An Alternative to CRISP-DM
We encourage you to consider the formal adoption of the CRISP-DM process but want to point out an alternative methodology created by Microsoft called the Team Data Science Process (TDSP). The TDSP process is an agile, iterative data science methodology to deliver predictive analytics solutions and intelligent applications efficiently. Its two advantages are that it is more modern, with updated technology stacks and considerations, and more in-depth documentation is provided by Microsoft. Its disadvantages are that it is verbose and can sometimes make the data science process unnecessarily complex. Elder Research has experience and success with both frameworks, but we more frequently use CRISP-DM and encourage organizations searching for a straightforward and effective data analytics process to employ the power of an Agile + CRISP-DM framework.
Advantages of an Agile Analytics Process
Now that we have reviewed the CRISP-DM framework it is important to understand why the Agile methodology is preferred over the Waterfall standard for analytics project management. The Waterfall approach breaks down project activities into linear sequential phases, meaning the start of each phase depends on the finalization of the previous one. For software development and data analytics this linear dependency tends to become inflexible and less iterative as progress flows downwards in one direction (hence the name). The approach does not work well with data analytics because:
- It is rigid and does not embrace changes, whereas analytics requires the flexibility to pivot, always with a view of adding value.
- It demands detailed and complete requirement specifications up front, whereas Data scientists do not know in advance what question(s) the data can answer.
Agile project management is instead an iterative and incremental approach. It develops and delivers requirements throughout the project life cycle, focusing on refining instead of defining. Agile projects are based on trust, flexibility, empowerment and collaboration by being responsive to findings throughout the project. Agile:
- Prioritizes regular collaboration with stakeholders to integrate their feedback into the design
- Embraces changing requirements, even late in development cycle
- Values the introspection of intermediate results from inductive processes like data mining
- Improves customer satisfaction through early and continuous delivery of valuable and actionable insight
Figure 2 illustrates the core differences between the two project management methods. Elder Research data scientists and project managers embrace Agile and use it for all our engagements.

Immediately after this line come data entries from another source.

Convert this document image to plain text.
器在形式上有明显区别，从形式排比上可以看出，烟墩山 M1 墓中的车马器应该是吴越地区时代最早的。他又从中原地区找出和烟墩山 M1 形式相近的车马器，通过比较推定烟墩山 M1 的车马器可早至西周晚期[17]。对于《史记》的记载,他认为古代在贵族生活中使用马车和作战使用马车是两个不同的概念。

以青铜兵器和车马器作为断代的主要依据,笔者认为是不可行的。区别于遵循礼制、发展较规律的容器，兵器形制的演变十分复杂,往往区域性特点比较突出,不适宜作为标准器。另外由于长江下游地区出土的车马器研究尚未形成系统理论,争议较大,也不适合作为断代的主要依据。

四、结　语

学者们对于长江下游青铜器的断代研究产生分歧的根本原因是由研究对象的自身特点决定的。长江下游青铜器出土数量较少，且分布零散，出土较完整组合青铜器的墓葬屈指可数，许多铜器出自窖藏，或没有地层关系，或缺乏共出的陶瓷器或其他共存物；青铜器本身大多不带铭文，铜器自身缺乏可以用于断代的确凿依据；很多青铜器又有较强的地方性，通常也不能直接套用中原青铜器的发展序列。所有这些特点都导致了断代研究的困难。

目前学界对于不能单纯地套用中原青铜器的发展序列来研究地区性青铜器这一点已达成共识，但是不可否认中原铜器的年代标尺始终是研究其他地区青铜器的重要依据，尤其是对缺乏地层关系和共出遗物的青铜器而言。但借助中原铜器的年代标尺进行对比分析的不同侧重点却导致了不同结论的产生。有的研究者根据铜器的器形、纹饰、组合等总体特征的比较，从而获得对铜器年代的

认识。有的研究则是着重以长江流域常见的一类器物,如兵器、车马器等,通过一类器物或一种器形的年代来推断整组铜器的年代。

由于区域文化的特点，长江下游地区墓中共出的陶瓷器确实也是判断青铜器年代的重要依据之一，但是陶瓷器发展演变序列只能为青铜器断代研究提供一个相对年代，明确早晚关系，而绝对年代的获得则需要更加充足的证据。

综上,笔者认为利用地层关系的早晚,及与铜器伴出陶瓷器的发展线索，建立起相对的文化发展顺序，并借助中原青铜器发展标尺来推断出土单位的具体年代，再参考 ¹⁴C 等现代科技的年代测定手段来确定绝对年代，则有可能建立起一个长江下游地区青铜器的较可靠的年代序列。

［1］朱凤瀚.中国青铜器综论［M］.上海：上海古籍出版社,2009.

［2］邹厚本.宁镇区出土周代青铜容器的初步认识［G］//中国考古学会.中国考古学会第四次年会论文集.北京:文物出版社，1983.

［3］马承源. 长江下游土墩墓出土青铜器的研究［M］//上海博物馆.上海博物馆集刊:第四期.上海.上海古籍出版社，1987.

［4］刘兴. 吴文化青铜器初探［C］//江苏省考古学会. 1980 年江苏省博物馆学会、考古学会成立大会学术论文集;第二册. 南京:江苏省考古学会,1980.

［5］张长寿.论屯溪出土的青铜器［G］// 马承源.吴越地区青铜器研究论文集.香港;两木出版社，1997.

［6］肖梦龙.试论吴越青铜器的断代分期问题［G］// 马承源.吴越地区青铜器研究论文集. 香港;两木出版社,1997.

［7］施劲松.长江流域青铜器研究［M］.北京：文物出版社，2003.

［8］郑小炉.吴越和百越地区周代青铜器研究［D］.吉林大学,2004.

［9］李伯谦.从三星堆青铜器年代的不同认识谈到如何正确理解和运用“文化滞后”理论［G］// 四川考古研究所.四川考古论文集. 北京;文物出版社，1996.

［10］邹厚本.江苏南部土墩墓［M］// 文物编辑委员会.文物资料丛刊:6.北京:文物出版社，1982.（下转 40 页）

Figure 2. Waterfall vs Agile Project Flow
Agile trusts the self-organizing team to respond to “realities on the ground” in a quick and efficient manner. It fosters collaboration and builds trust between the data science team and project stakeholders ensuring they are an integral part of the process and are in much more regular communication than is common under other frameworks. There are many articles and documentation about Agile, but we recommend Excella as a great resource for Agile training and Scrum Master certification.
CRISP-DM can be closely aligned and integrated with Agile, where each phase of CRISP-DM (Goal Definition, Business Understanding, Data Understanding, Data Preparation, Modeling, Evaluation, Deployment, Knowledge Application, and Measurement) are columns or stages within an agile board. An analytics project may be planned as several Agile sprints, each utilizing all CRISP-DM phases but focused primarily on one or two of them. For example, the first sprint likely focuses on discovery: Core business needs, data availability and consolidation, current practices, and current performance. The next may be to make a baseline model using just three inputs, for example. Then one or two sprints can focus on finding the best model specification. The final sprint may hone and harden the deployment structure. Again, each sprint touches on every phase of CRISP-DM but the central focus changes with each one. In this agile structure, the project remains time-boxed for each sprint and for the final project deliverables. Every sprint has scheduled review and collaboration sessions with relevant stakeholders. Each build on the products and learning of the previous, leading to a final result that is understood, accepted and owned by the project stakeholders.